İşte arzu ettiğimiz manzara bu…
Demokratik ortamda akl-ı selim ile atılmış büyük bir adımdır. Kamu görevlilerinin serbest bırakılması fazlasıyla ümitlendirmiştir.
Bunun arkasının gelmesi lazımdır. Sonuna kadar bu anlayışla gitmeli. Demokratik ortamda Kürtler hangi hakları alırsa alsınlar sözümüz olmaz. Hatta biraz daha ileri gidip tamamen ayrılıp yepyeni bir devlet dahi kursalar yine sözümüz olmaz. Demokratik bir anlayışla referandumla ayrılma olursa saygı ile karşılarım. 57 İslam Ülkesine bir yenisi eklenir 58 olur. Ha bir fazla ha bir noksan…
Dolayısıyla PKK’nın siyasallaşmasından zerre kadar endişe etmiyorum. Aksine işin başından beri desteklediğim bir düşüncedir. Kanın durmasına ve silahların susmasına şiddetle ihtiyaç vardır. Çünkü silahlar susmadığı sürece sağduyulu davranılması mümkün değildir.
Ama ben şahsen bölünmenin kimseye yarar getireceğine inanmıyorum. Bu süreç bölünmeye götürmemelidir. Küçük devletler halinde zayıf bir toplum olmak yerine AB gibi ABD gibi büyük devlet olmakta azim yarar var. O nedenle ayırmaktan değil birleştirmeden yana olmak lazım.
Hükümet bu işe şefkatle yaklaşmalı, kol kanat germeli, Kürtlerin isteklerine kendi isteğiymiş, kendi taraftarının isteğiymiş gibi bakmalı öyle hareket etmeli. Karşı taraf gibi bakmamalı…
Bizim saadetimiz meşrutiyettedir. Meşruti sistemdedir. Meşru olanı yapmaktadır. Gayr-i meşru yollara girildiğinde günahtan başka bir şey kazanılmaz/kazanılmadı.
Otuz yıldır bu yolu seçenler ne kazandı? Kendileri veya savundukları Kürtler ne elde etti. Geri dönüp baktığımızda kandan, kinden, nefretten başka bir şey görülmüyor. Kazanılmış hakların hepsi demokratik ortamlarda elde edilmiş haklardır. Silahın gücün hiçbir şey kazandırmadığı ortadadır. PKK olmasaydı da bu haklar zaten kazanılacaktı. Belki de daha rahat olacaktı.
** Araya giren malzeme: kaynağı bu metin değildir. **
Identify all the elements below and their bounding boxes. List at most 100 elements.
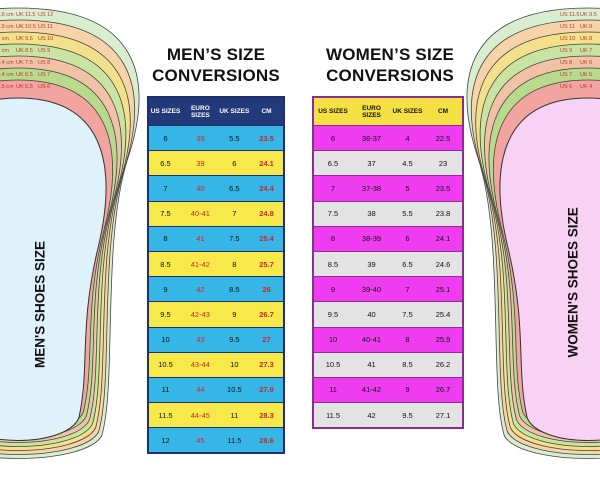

Bu gün açılım başlatılmışsa, süreç devam ediyorsa bu tamamen demokrasinin zaferidir. Demokratik refleksin gelişmesinden kaynaklanıyor. Bir cihette Risale-i Nurun geniş dairedeki fütuhatıdır. Yetiştirmiş olduğu milyonlar iş başındadır. Bu milletin hayrına olacak her gelişmeye imza atan da onlardır. Bu bir cemaatin bir gurubun işi de değildir. Top yekûn dindarların, top yekun bunlardan etkilenmiş bir milletin birlikte başardığı bir iştir.
Bu başarıya kimse gölge edemez/etmemeli. Öncülük yapanlar elbette alkışlanacaktır. Ama herkes biliyor ve görüyor ki, bu top yekun bu milletin başarısıdır.
Bu sürecin başarıyla devamına şiddetle ihtiyaç vardır. Sadece kanın durması değil güçlü ve lider bir ülke olmanın yolu da barıştan geçecektir.
Temennimiz böyle devam etmesidir. Silahların susması ve hoşgörünün hakim olmasıdır.